Senator CHAVEZ. Of course, you understand, Judge Stone, as far as New Mexico is concerned, the only possibility of development will be along the San Juan River.

Mr. STONE. Yes. There is a large project, however, which has been investigated, which considers water from the Animas over to the La Plata, and then there is the Chama-San Juan diversion. Both of those projects should be investigated. The Chama-San Juan diversion was investigated in the Rio Grande joint investigation, but no doubt there is other work to be done there. It is my opinion that unquestionably the completion of that survey will be made. That is in the discretion of the Bureau of Reclamation.

Senator CHAVEZ. That is right; it has to be in the discretion of the Bureau of Reclamation. They could do it if they wanted to, and not do it if they do not want to.

Mr.
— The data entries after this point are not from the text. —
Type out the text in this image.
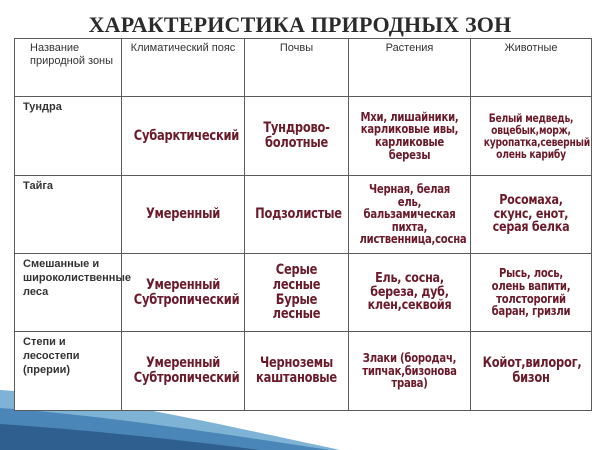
ХАРАКТЕРИСТИКА ПРИРОДНЫХ ЗОН
Название природной зоны	Климатический пояс	Почвы	Растения	Животные
Тундра	Субарктический	Тундрово-болотные	Мхи, лишайники, карликовые ивы, карликовые березы	Белый медведь, овцебык,морж, куропатка,северный олень карибу

Тайга	Умеренный	Подзолистые	Черная, белая ель, бальзамическая пихта, лиственница,сосна	Росомаха, скунс, енот, серая белка

Смешанные и широколиственные леса	Умеренный Субтропический	Серые лесные Бурые лесные	Ель, сосна, береза, дуб, клен,секвойя	Рысь, лось, олень вапити, толсторогий баран, гризли

Степи и лесостепи (прерии)	Умеренный Субтропический	Черноземы каштановые	Злаки (бородач, типчак,бизонова трава)	Койот,вилорог, бизон
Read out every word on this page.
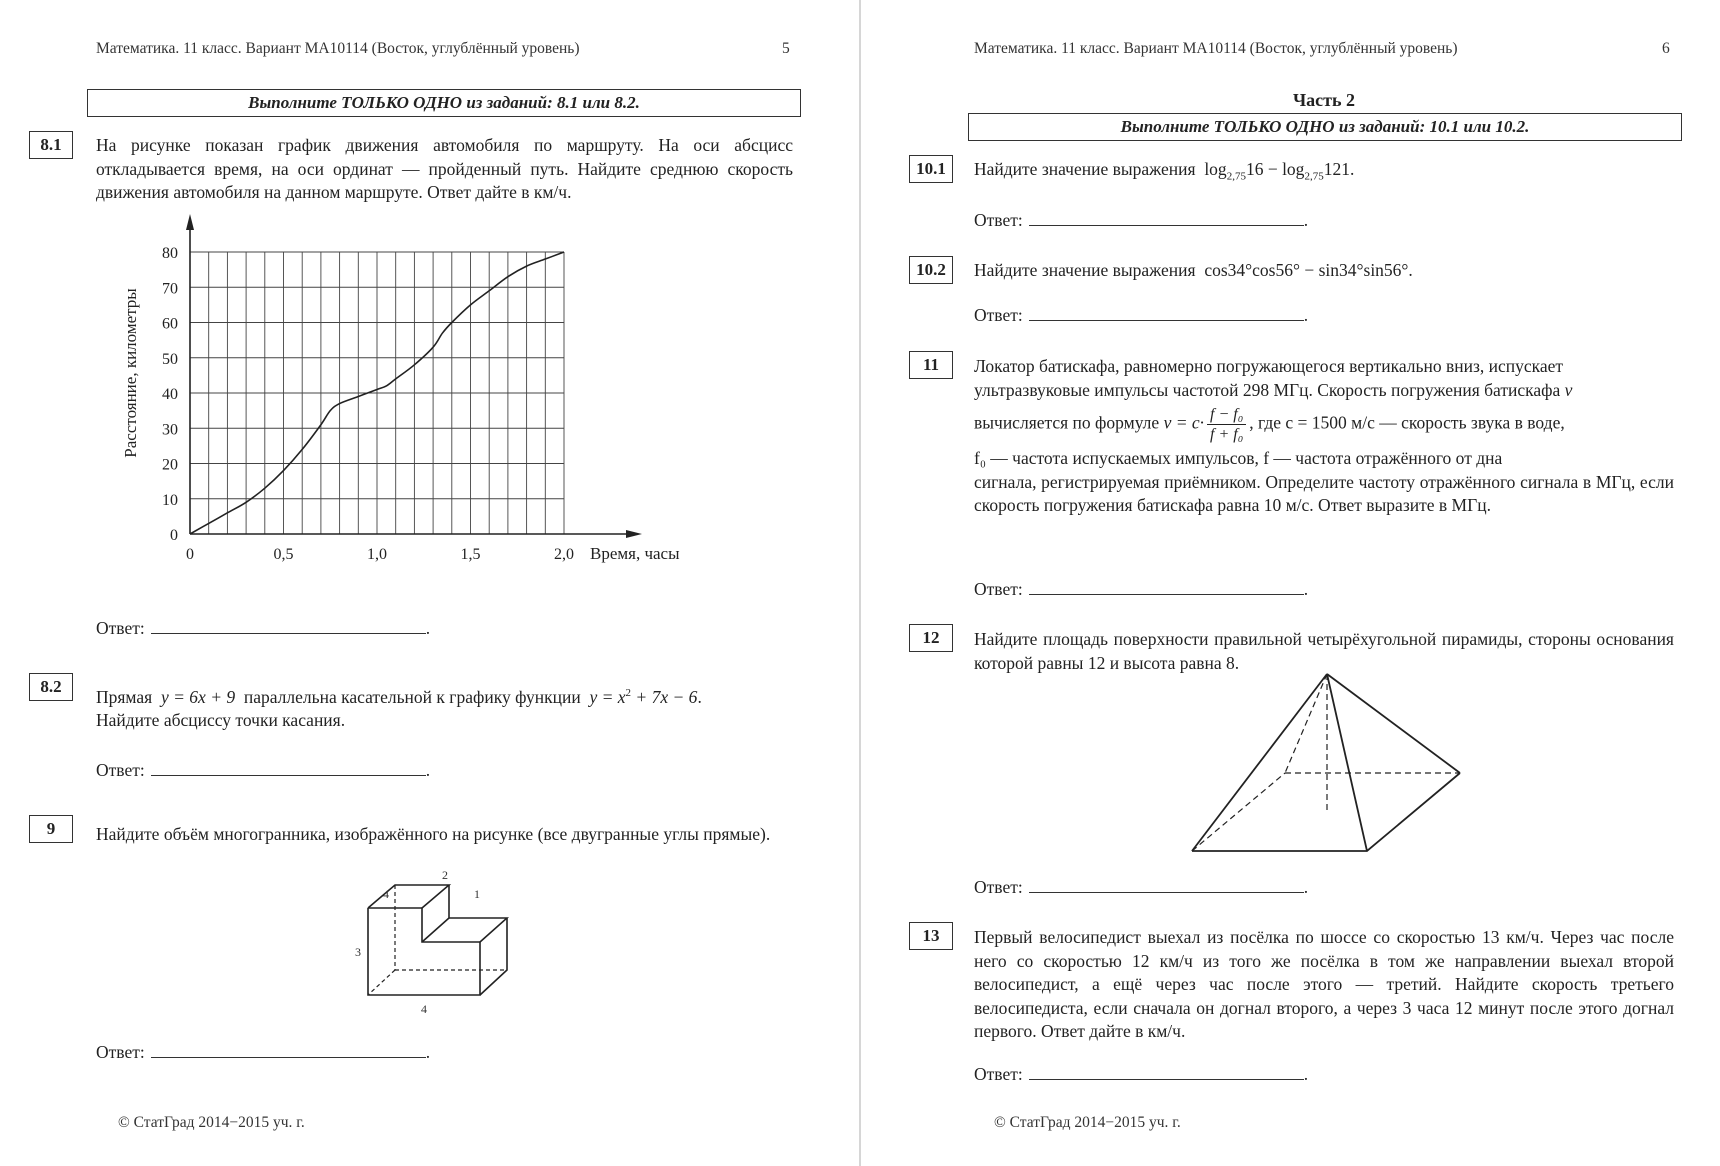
Математика. 11 класс. Вариант МА10114 (Восток, углублённый уровень)	5
Выполните ТОЛЬКО ОДНО из заданий: 8.1 или 8.2.
8.1	На рисунке показан график движения автомобиля по маршруту. На оси абсцисс откладывается время, на оси ординат — пройденный путь. Найдите среднюю скорость движения автомобиля на данном маршруте. Ответ дайте в км/ч.
0
10
20
30
40
50
60
70
80
0	0,5	1,0	1,5	2,0 Время, часы
Расстояние, километры
Ответ:	.
8.2
Прямая y = 6x + 9 параллельна касательной к графику функции $y = x^2 + 7x - 6$.
Найдите абсциссу точки касания.
Ответ:	.
9	Найдите объём многогранника, изображённого на рисунке (все двугранные углы прямые).
2
4	1
3
4
Ответ:	.
© СтатГрад 2014−2015 уч. г.
Математика. 11 класс. Вариант МА10114 (Восток, углублённый уровень)	6
Часть 2
Выполните ТОЛЬКО ОДНО из заданий: 10.1 или 10.2.
10.1	Найдите значение выражения $\log_{2,75}16 - \log_{2,75}121$.
Ответ:	.
10.2	Найдите значение выражения cos34°cos56° − sin34°sin56°.
Ответ:	.
11	Локатор батискафа, равномерно погружающегося вертикально вниз, испускает
ультразвуковые импульсы частотой 298 МГц. Скорость погружения батискафа v
вычисляется по формуле $v = c\cdot \frac{\text{f − f₀}}{\text{f + f₀}}$ , где c = 1500 м/с — скорость звука в воде,
f₀ — частота испускаемых импульсов, f — частота отражённого от дна
сигнала, регистрируемая приёмником. Определите частоту отражённого сигнала в МГц, если скорость погружения батискафа равна 10 м/с. Ответ выразите в МГц.
Ответ:	.
12	Найдите площадь поверхности правильной четырёхугольной пирамиды, стороны основания которой равны 12 и высота равна 8.
Ответ:	.
13	Первый велосипедист выехал из посёлка по шоссе со скоростью 13 км/ч. Через час после него со скоростью 12 км/ч из того же посёлка в том же направлении выехал второй велосипедист, а ещё через час после этого — третий. Найдите скорость третьего велосипедиста, если сначала он догнал второго, а через 3 часа 12 минут после этого догнал первого. Ответ дайте в км/ч.
Ответ:	.
© СтатГрад 2014−2015 уч. г.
STONE. I do not see how a plan of comprehensive development could be worked out, according to the terms of this, without exhaustively investigating each and every project, particularly a major project of this nature.
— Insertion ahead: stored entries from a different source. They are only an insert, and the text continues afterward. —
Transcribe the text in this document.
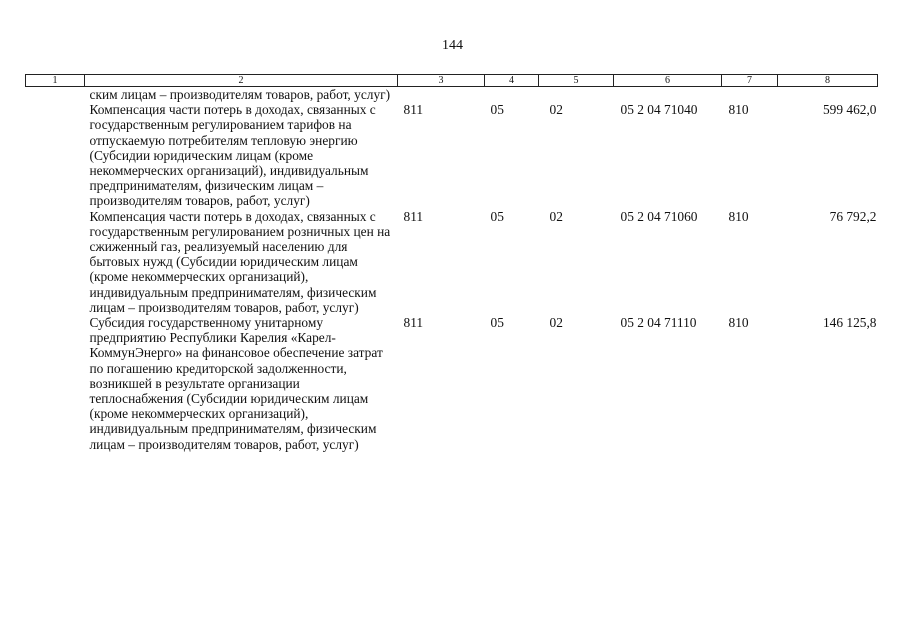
144
1	2	3	4	5	6	7	8
	ским лицам – производителям товаров, работ, услуг)						
	Компенсация части потерь в доходах, связанных с государственным регулированием тарифов на отпускаемую потребителям тепловую энергию (Субсидии юридическим лицам (кроме некоммерческих организаций), индивидуальным предпринимателям, физическим лицам – производителям товаров, работ, услуг)	811	05	02	05 2 04 71040	810	599 462,0
	Компенсация части потерь в доходах, связанных с государственным регулированием розничных цен на сжиженный газ, реализуемый населению для бытовых нужд (Субсидии юридическим лицам (кроме некоммерческих организаций), индивидуальным предпринимателям, физическим лицам – производителям товаров, работ, услуг)	811	05	02	05 2 04 71060	810	76 792,2
	Субсидия государственному унитарному предприятию Республики Карелия «Карел-КоммунЭнерго» на финансовое обеспечение затрат по погашению кредиторской задолженности, возникшей в результате организации теплоснабжения (Субсидии юридическим лицам (кроме некоммерческих организаций), индивидуальным предпринимателям, физическим лицам – производителям товаров, работ, услуг)	811	05	02	05 2 04 71110	810	146 125,8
Senator CHAVEZ. If you notice the chart that has been inserted in the record here, presented by Mr. Debler, the San Juan-Chama was not included.

Mr. Srone. Neither was the Blue diversion in Colorado, which was larger than the San Juan. The reason that was not included is because this was a mere tentative list, and both the San Juan and the Blue have been, in a large degree, investigated. No doubt the purpose was to list projects which had not yet been investigated in any degree. I suppose there is a list of 15 small projects not completed in Colorado, in the Colorado River Basin, but there is no doubt in our mind but what that investigation will be completed.
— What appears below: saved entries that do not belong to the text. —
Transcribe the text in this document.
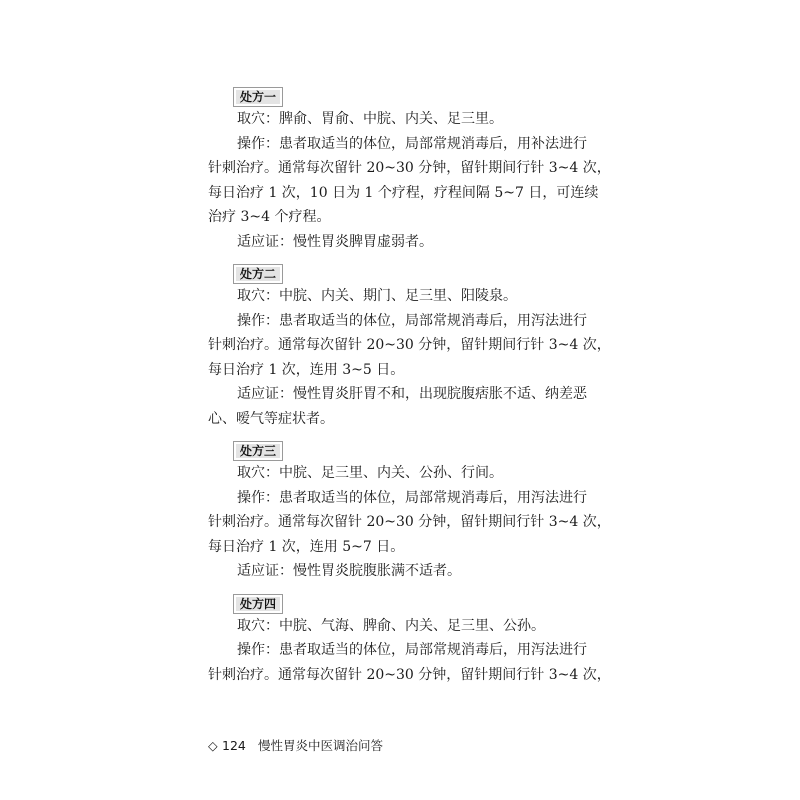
处方一

取穴：脾俞、胃俞、中脘、内关、足三里。

操作：患者取适当的体位，局部常规消毒后，用补法进行

针刺治疗。通常每次留针 20~30 分钟，留针期间行针 3~4 次，

每日治疗 1 次，10 日为 1 个疗程，疗程间隔 5~7 日，可连续

治疗 3~4 个疗程。

适应证：慢性胃炎脾胃虚弱者。

处方二

取穴：中脘、内关、期门、足三里、阳陵泉。

操作：患者取适当的体位，局部常规消毒后，用泻法进行

针刺治疗。通常每次留针 20~30 分钟，留针期间行针 3~4 次，

每日治疗 1 次，连用 3~5 日。

适应证：慢性胃炎肝胃不和，出现脘腹痞胀不适、纳差恶

心、嗳气等症状者。

处方三

取穴：中脘、足三里、内关、公孙、行间。

操作：患者取适当的体位，局部常规消毒后，用泻法进行

针刺治疗。通常每次留针 20~30 分钟，留针期间行针 3~4 次，

每日治疗 1 次，连用 5~7 日。

适应证：慢性胃炎脘腹胀满不适者。

处方四

取穴：中脘、气海、脾俞、内关、足三里、公孙。

操作：患者取适当的体位，局部常规消毒后，用泻法进行

针刺治疗。通常每次留针 20~30 分钟，留针期间行针 3~4 次，

◇ 124 慢性胃炎中医调治问答
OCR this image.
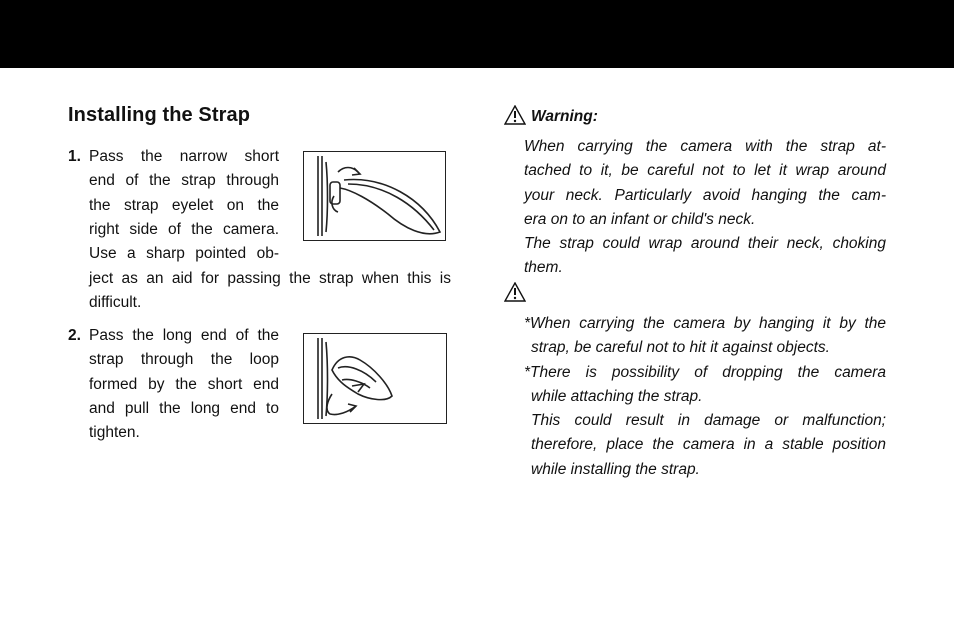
Installing the Strap
1. Pass the narrow short
end of the strap through
the strap eyelet on the
right side of the camera.
Use a sharp pointed ob-
ject as an aid for passing the strap when this is
difficult.
2. Pass the long end of the
strap through the loop
formed by the short end
and pull the long end to
tighten.
Warning:
When carrying the camera with the strap at-
tached to it, be careful not to let it wrap around
your neck. Particularly avoid hanging the cam-
era on to an infant or child's neck.
The strap could wrap around their neck, choking
them.
*When carrying the camera by hanging it by the
strap, be careful not to hit it against objects.
*There is possibility of dropping the camera
while attaching the strap.
This could result in damage or malfunction;
therefore, place the camera in a stable position
while installing the strap.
Senator CHAVEZ. That is, if the Bureau finds, in their discretion, it is feasible, then it should do it?

Mr. STONE. I do not believe they will determine the feasibility prior to investigation. The feasibility will have to be founded upon an investigation.

Senator CHAVEZ. All right. What objection would there be, in order that New Mexico may get its proportionate share of whatever benefits may accrue, for this legislation to be used as New Mexico desires ?

Mr. STONE. The fact of the matter, Senator Chavez, is that through the activities of the Committee of 14 working with the Bureau of Reclamation, particularly through Mr. E. B. Debler, chief hydraulic engineer, the Bureau has been very cooperative in recognizing the desires of the States for investigation. Under that procedure, in a number of meetings which we have had, each State has brought into the meetings and put on the table the projects which they desired to have investigated, and have talked that matter over with Mr. Debler. The proceedings of that committee will show that Mr. Debler expressed the desire and policy of investigating all projects which the States desire, which were within reason of consideration.

Senator CHAVEZ. Even if that was in his mind, the chart still shows that Mr. Debler has only allocated out of this $1,500,000, $35,000 for the State of New Mexico. We do not think that is either equitable, just, or fair.